Rising deficits and high levels of Treasury issuance have bought those concerns to the fore. The U.S. budget deficit, at more than 11% of GDP, was roughly in line with that of Spain's last year, according to Citigroup.
Getting out of longer-dated Treasurys, such as the 10-year note and the 30-year bond, is the "low-hanging fruit," said BlackRock's Koesterich.
Moving into shorter-term Treasurys, such as 3-month bills, protects an investor from locking up savings.
Investment vehicles such as Pimco 1-3 Year U.S. Treasury Index ETF and a range of mutual funds buy just shorter-term U.S. public debt.
The U.S. bond story doesn't stop with Treasurys, however.
If the market starts to doubt the creditworthiness of the U.S. government, bonds backed by consumer borrowings, such as credit cards or mortgages, may start to look relatively more valuable compared to Treasurys. Inflation could even help the holders of fixed-rate mortgages.
"Asset-backed securities and mortgage-backed securities are another way to lend money to consumers, another way to get private-sector cash flow" as opposed to the public sector, said Jay Mueller, senior portfolio manager at Wells Capital Management.
Caveat: U.S. and Japanese government bond and currencies have long served as safe havens. The U.S. has an added advantage. The U.S. dollar is currently the world's reserve currency, and unlike some countries, it borrows in its own currency. Any further shocks in developed markets -- say, a downgrade of France's sovereign debt rating -- could send investors again into Treasurys as well as yen and dollars.

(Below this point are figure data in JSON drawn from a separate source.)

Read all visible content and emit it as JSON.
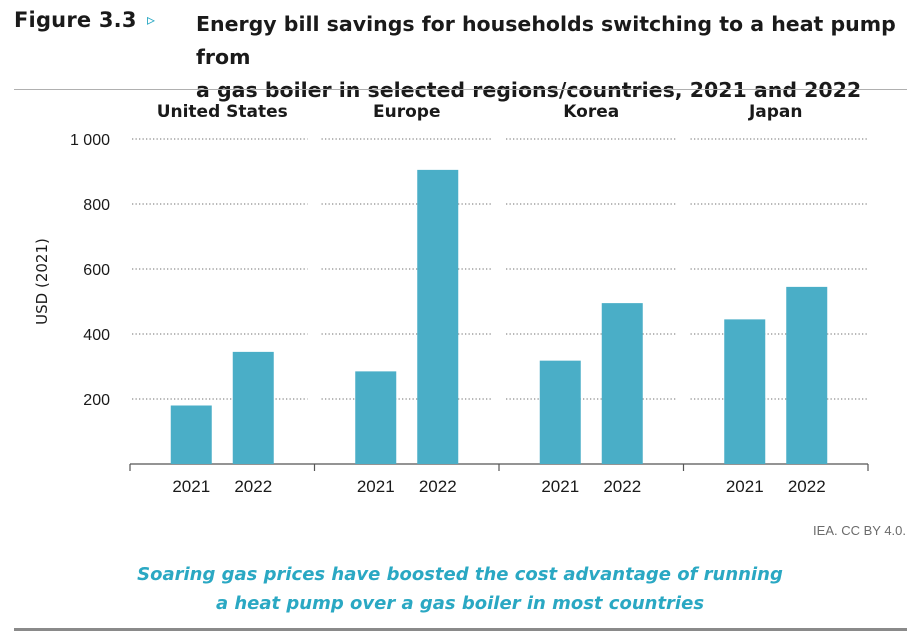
{
  "figure": {
    "label": "Figure 3.3",
    "arrow": "▹",
    "title_line1": "Energy bill savings for households switching to a heat pump from",
    "title_line2": "a gas boiler in selected regions/countries, 2021 and 2022"
  },
  "chart_data": {
    "type": "bar",
    "ylabel": "USD (2021)",
    "ylim": [
      0,
      1000
    ],
    "yticks": [
      200,
      400,
      600,
      800,
      1000
    ],
    "ytick_labels": [
      "200",
      "400",
      "600",
      "800",
      "1 000"
    ],
    "grid": "dotted horizontal",
    "bar_color": "#4aaec7",
    "panels": [
      {
        "title": "United States",
        "categories": [
          "2021",
          "2022"
        ],
        "values": [
          180,
          345
        ]
      },
      {
        "title": "Europe",
        "categories": [
          "2021",
          "2022"
        ],
        "values": [
          285,
          905
        ]
      },
      {
        "title": "Korea",
        "categories": [
          "2021",
          "2022"
        ],
        "values": [
          318,
          495
        ]
      },
      {
        "title": "Japan",
        "categories": [
          "2021",
          "2022"
        ],
        "values": [
          445,
          545
        ]
      }
    ]
  },
  "credit": "IEA. CC BY 4.0.",
  "takeaway": {
    "line1": "Soaring gas prices have boosted the cost advantage of running",
    "line2": "a heat pump over a gas boiler in most countries"
  }
}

Hunt for relative value in stocks
The ones to avoid include consumer discretionary, financials and utilities, says BlackRock's Koesterich. Consumer stocks often have high debt-to-capital ratios. And financials often have large bond portfolios.
Utility stocks often attract investors because they pay high dividends, which carry some of the same income characteristics as bonds. If bond yields rise, those dividend yields may not look so hot.
Instead, strategists say, look for stocks with low relative debt levels. And pricing power doesn't hurt.
Buy gold as a currencies alternate
Gold's certainly been living up to its reputation as the favored investment when paper currencies falter. It hit a record price in euros as that currency shuddered under Greece's mounting debt problems, and then last week started to carve out records in U.S. dollars. It recently had toted up a 12% year-to-date gain.
Besides bullion-oriented ETFs such as SPDR Gold Trust, investors can buy mutual funds and ETFs to gain exposure to the sector via companies that mine the precious metal.
"What investors are starting to realize is that fiat currencies around the globe are dangerous currencies to own," said Justin Golden, strategist at Macro Risk Advisors.
Even while the dollar has benefited from the flight from the euro, "it doesn't mean the dollar is a long-term place to hide."
"The gold story is starting to make a lot more sense."